Letts recently launched a Kickstarter campaign in support of Hylux. Photo by Erica Hinck.

There is a philanthropic component to the business model: Three percent of all proceeds from Hylux water go toward providing clean water in developing countries through, a nonprofit co-founded by actor Matt Damon. “Clean water is a complicated issue, one I care about a lot,” says Letts, explaining his philanthropic decision to donate a portion of his sales to charity. “And I felt that is the most qualified nonprofit in the space.”

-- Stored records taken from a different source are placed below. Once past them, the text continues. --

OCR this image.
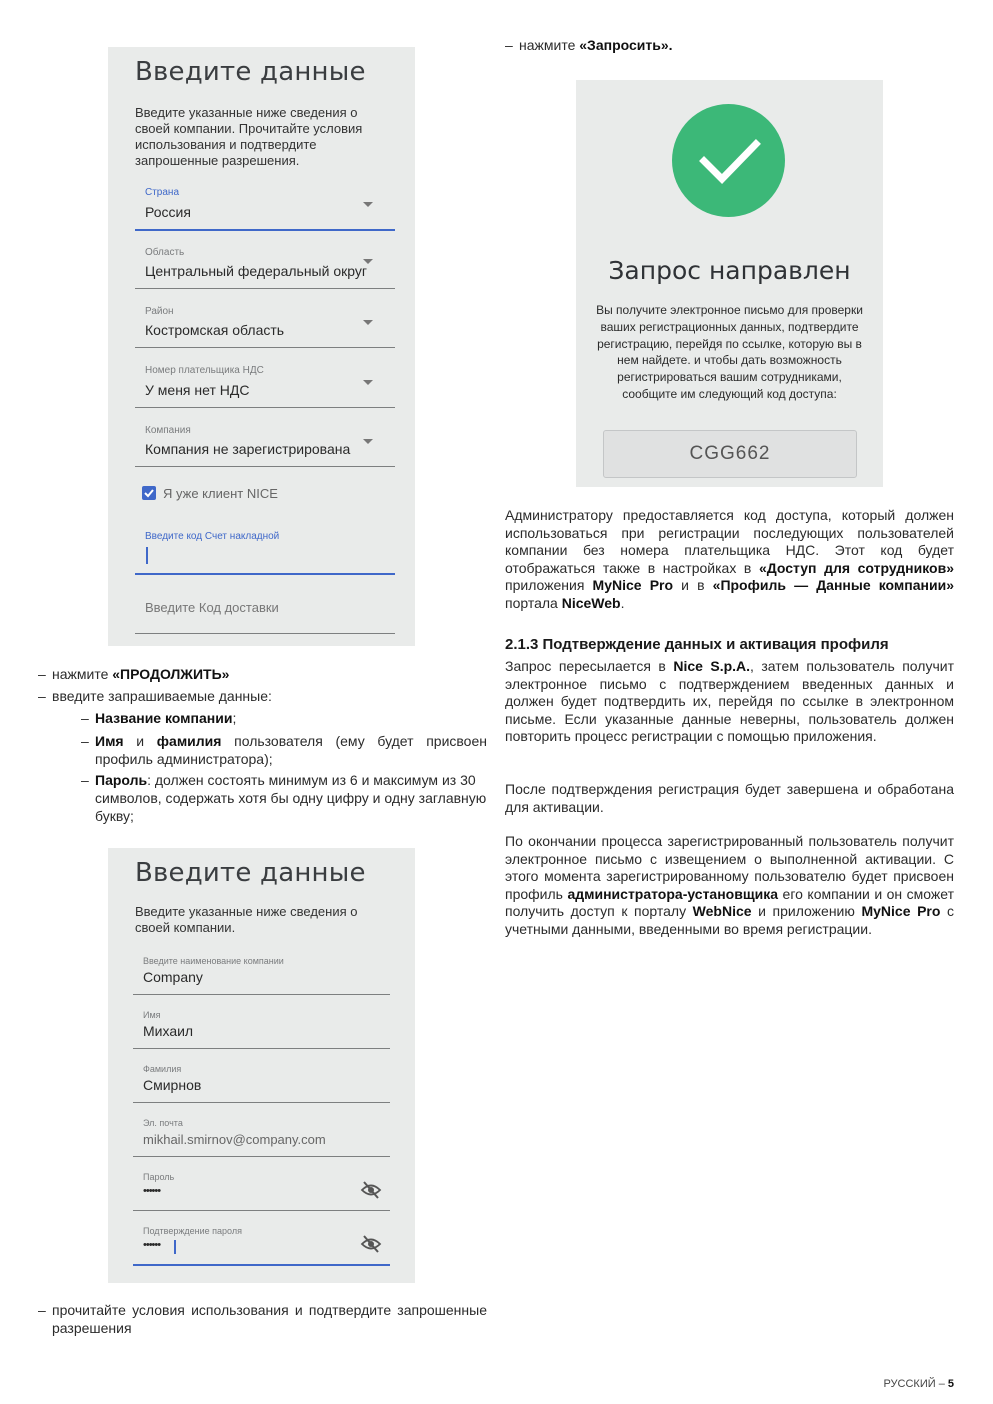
Введите данные
Введите указанные ниже сведения о своей компании. Прочитайте условия использования и подтвердите запрошенные разрешения.
Страна
Россия
Область
Центральный федеральный округ
Район
Костромская область
Номер плательщика НДС
У меня нет НДС
Компания
Компания не зарегистрирована
Я уже клиент NICE
Введите код Счет накладной
Введите Код доставки
– нажмите «ПРОДОЛЖИТЬ»
– введите запрашиваемые данные:
– Название компании;
– Имя и фамилия пользователя (ему будет присвоен профиль администратора);
– Пароль: должен состоять минимум из 6 и максимум из 30 символов, содержать хотя бы одну цифру и одну заглавную букву;
Введите данные
Введите указанные ниже сведения о своей компании.
Введите наименование компании
Company
Имя
Михаил
Фамилия
Смирнов
Эл. почта
mikhail.smirnov@company.com
Пароль
••••••
Подтверждение пароля
••••••
– прочитайте условия использования и подтвердите запрошенные разрешения
– нажмите «Запросить».
Запрос направлен
Вы получите электронное письмо для проверки ваших регистрационных данных, подтвердите регистрацию, перейдя по ссылке, которую вы в нем найдете. и чтобы дать возможность регистрироваться вашим сотрудниками, сообщите им следующий код доступа:
CGG662
Администратору предоставляется код доступа, который должен использоваться при регистрации последующих пользователей компании без номера плательщика НДС. Этот код будет отображаться также в настройках в «Доступ для сотрудников» приложения MyNice Pro и в «Профиль — Данные компании» портала NiceWeb.
2.1.3 Подтверждение данных и активация профиля
Запрос пересылается в Nice S.p.A., затем пользователь получит электронное письмо с подтверждением введенных данных и должен будет подтвердить их, перейдя по ссылке в электронном письме. Если указанные данные неверны, пользователь должен повторить процесс регистрации с помощью приложения.
После подтверждения регистрация будет завершена и обработана для активации.
По окончании процесса зарегистрированный пользователь получит электронное письмо с извещением о выполненной активации. С этого момента зарегистрированному пользователю будет присвоен профиль администратора-установщика его компании и он сможет получить доступ к порталу WebNice и приложению MyNice Pro с учетными данными, введенными во время регистрации.
РУССКИЙ – 5
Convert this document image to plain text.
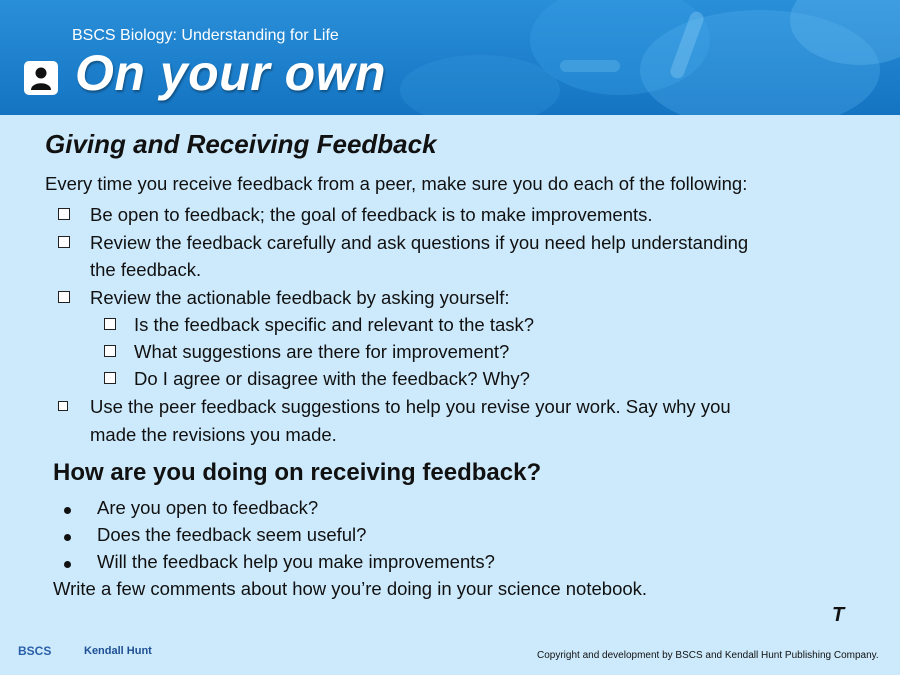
BSCS Biology: Understanding for Life
On your own
Giving and Receiving Feedback
Every time you receive feedback from a peer, make sure you do each of the following:
Be open to feedback; the goal of feedback is to make improvements.
Review the feedback carefully and ask questions if you need help understanding
the feedback.
Review the actionable feedback by asking yourself:
Is the feedback specific and relevant to the task?
What suggestions are there for improvement?
Do I agree or disagree with the feedback? Why?
Use the peer feedback suggestions to help you revise your work. Say why you
made the revisions you made.
How are you doing on receiving feedback?
Are you open to feedback?
Does the feedback seem useful?
Will the feedback help you make improvements?
Write a few comments about how you’re doing in your science notebook.
T
BSCS	Kendall Hunt	Copyright and development by BSCS and Kendall Hunt Publishing Company.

Letts recently launched a Kickstarter campaign to raise $10,000 to redesign Hylux’s bottles and labels, which retailers say look too similar to those of Gatorade and VitaminWater. And his long-term goal is to sell the sports drink to big box stores like Walmart, to see star athletes quaffing it after scoring touchdowns and hitting home runs. As he puts it in a promotional video, “My dream is to bring Hylux to an even bigger audience. I need upfront capital for a large production run that will help us meet demand and introduce Hylux to more people.”

Perhaps none of this would be possible if not for IDEA, Northeastern’s student-run venture accelerator. Over the past several months, IDEA has awarded Letts $10,000 in gap funding; hooked him up with a public relations agency; and connected him with an intellectual property lawyer, who helped him settle a legal dispute over the startup’s name.

“IDEA has enabled me to get insight from people in the field while learning a lot about running a business,” says Letts. “I love the competition in the sports drink field and it’s definitely where I want to stay.”